3D-protein structure determination through X-ray diffraction on crystals and solution specimens
The research activity of this research line is focused on the 3D structure determination and analysis of macromolecules and their complexes with other proteins, and/or substrates/inhibitors using X-ray diffraction (on crystal and solution specimens), computer modeling and molecular simulation techniques. The protein crystals are grown in the fully equipped wet-lab located at the Physics Dept. such as the diffraction data analysis and structure determination using specific software programs.
The X-rays diffraction experiments on protein crystals are carried out at European Synchrotron Facilities (ESRF, Grenoble, France), while the experiments on protein solutions (Small Angle X-ray Scattering, SAXS) at DESY synchrotron (Hamburg, Germany).

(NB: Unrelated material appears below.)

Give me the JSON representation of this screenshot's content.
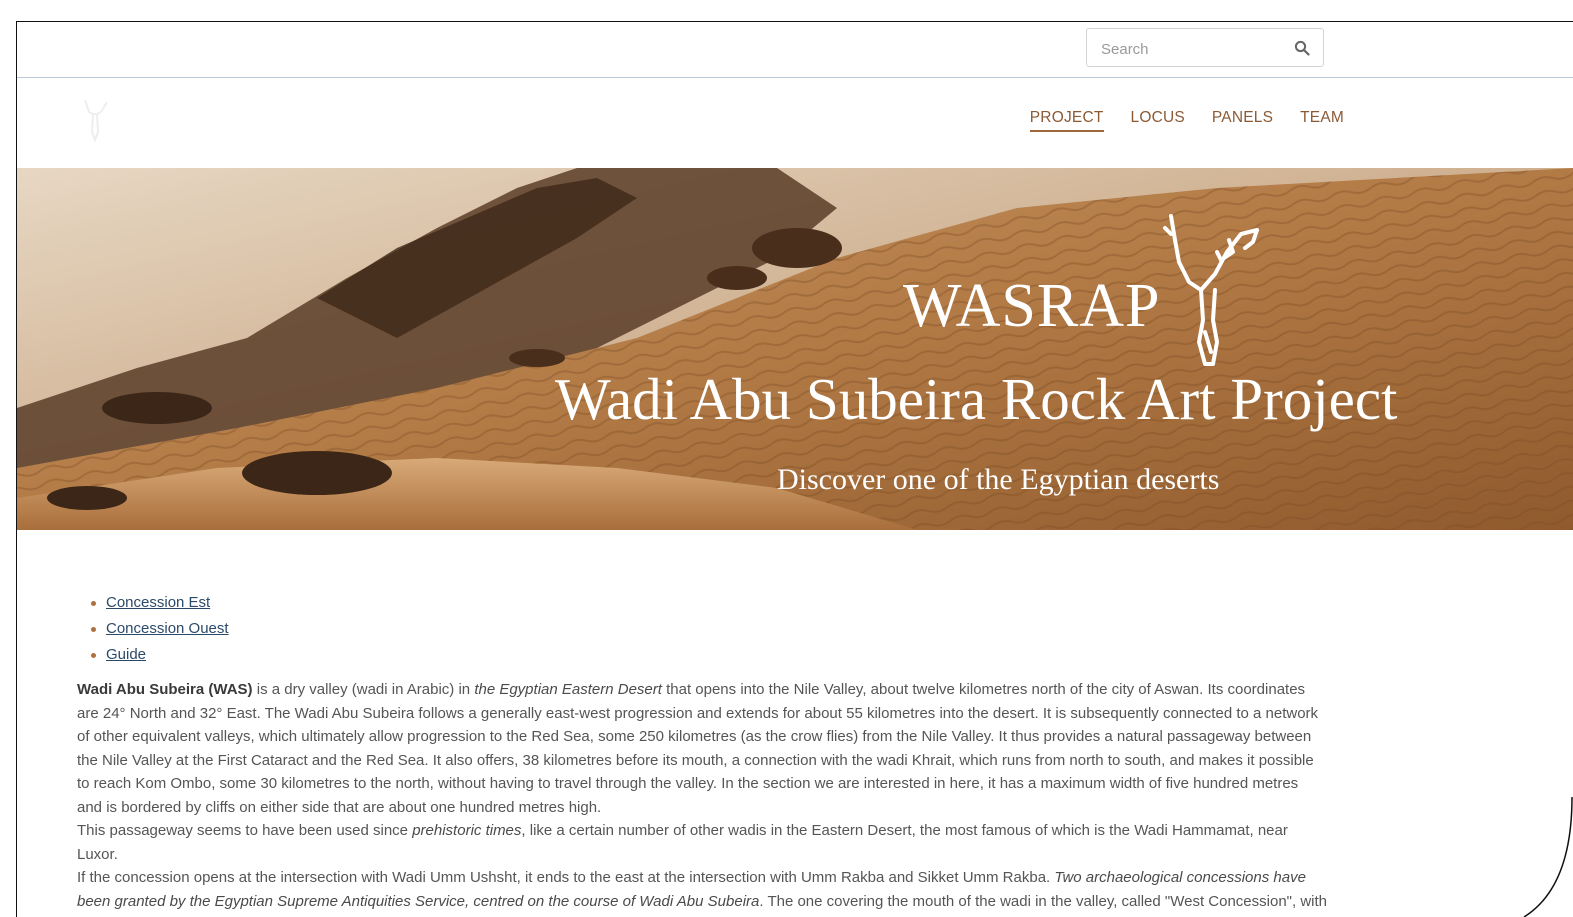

The main research line is focused on 3D structure determination at high resolution of hemeproteins found in plants, invertebrates and bacteria and on low resolution structure of early aggregation states of amyloidogenic proteins.

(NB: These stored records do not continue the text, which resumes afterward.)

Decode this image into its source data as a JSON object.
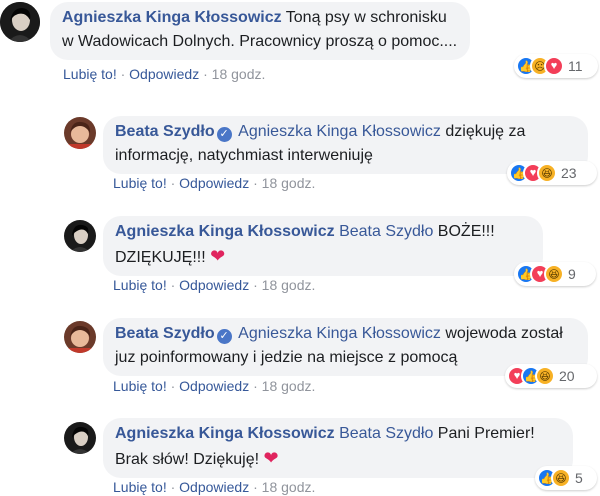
{
  "actions": {
    "like": "Lubię to!",
    "reply": "Odpowiedz",
    "time": "18 godz."
  },
  "comments": [
    {
      "author": "Agnieszka Kinga Kłossowicz",
      "mention": "",
      "text": "Toną psy w schronisku w Wadowicach Dolnych. Pracownicy proszą o pomoc....",
      "reaction_count": "11",
      "reactions": [
        "like-icon",
        "sad-icon",
        "love-icon"
      ]
    },
    {
      "author": "Beata Szydło",
      "mention": "Agnieszka Kinga Kłossowicz",
      "text": "dziękuję za informację, natychmiast interweniuję",
      "reaction_count": "23",
      "reactions": [
        "like-icon",
        "love-icon",
        "haha-icon"
      ]
    },
    {
      "author": "Agnieszka Kinga Kłossowicz",
      "mention": "Beata Szydło",
      "text": "BOŻE!!! DZIĘKUJĘ!!!",
      "reaction_count": "9",
      "reactions": [
        "like-icon",
        "love-icon",
        "haha-icon"
      ]
    },
    {
      "author": "Beata Szydło",
      "mention": "Agnieszka Kinga Kłossowicz",
      "text": "wojewoda został juz poinformowany i jedzie na miejsce z pomocą",
      "reaction_count": "20",
      "reactions": [
        "love-icon",
        "like-icon",
        "haha-icon"
      ]
    },
    {
      "author": "Agnieszka Kinga Kłossowicz",
      "mention": "Beata Szydło",
      "text": "Pani Premier! Brak słów! Dziękuję!",
      "reaction_count": "5",
      "reactions": [
        "like-icon",
        "haha-icon"
      ]
    }
  ],
  "colors": {
    "author": "#385898",
    "bubble": "#f2f3f5",
    "like": "#1877f2",
    "love": "#f33e58",
    "haha": "#f7b125"
  }
}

Protein aggregation and amyloid fibrils
In a number of severe diseases, including Alzheimer's and Parkinson's diseases, a process of incorrect folding, or misfolding, of the polypeptide chain occurs. This leads to the formation of fibrillar aggregates, called amyloid fibrils, which have a diameter of a few nanometers and a length of the order of a micrometer. Understanding the molecular details of the aggregation process and the mechanisms involved in aggregate toxicity is important for the development of therapeutic strategies. More recently, physiological processes involving the controlled formation of amyloid fibrils have been discovered. Finally, these structures represent a potentially interesting material for the construction of nanowires or other nanostructured devices for nanotechnological applications.
The aim of our research activity is to understand the molecular mechanisms of the aggregation process and to identify the factors that influence it, characterizing the physical properties of the aggregates through techniques such as scanning probe microscopy and spectroscopy, fluorescence spectroscopy, diffusion of light, small angle X-rays scattering. With this approach we are also able to study the effects of aggregation-inhibiting agents. From the study of aggregate interaction with biomimetic membranes such as Langmuir films, lipid double layers on solid support and liposomes, information can be obtained on the mechanisms of membrane destabilization by protein aggregates.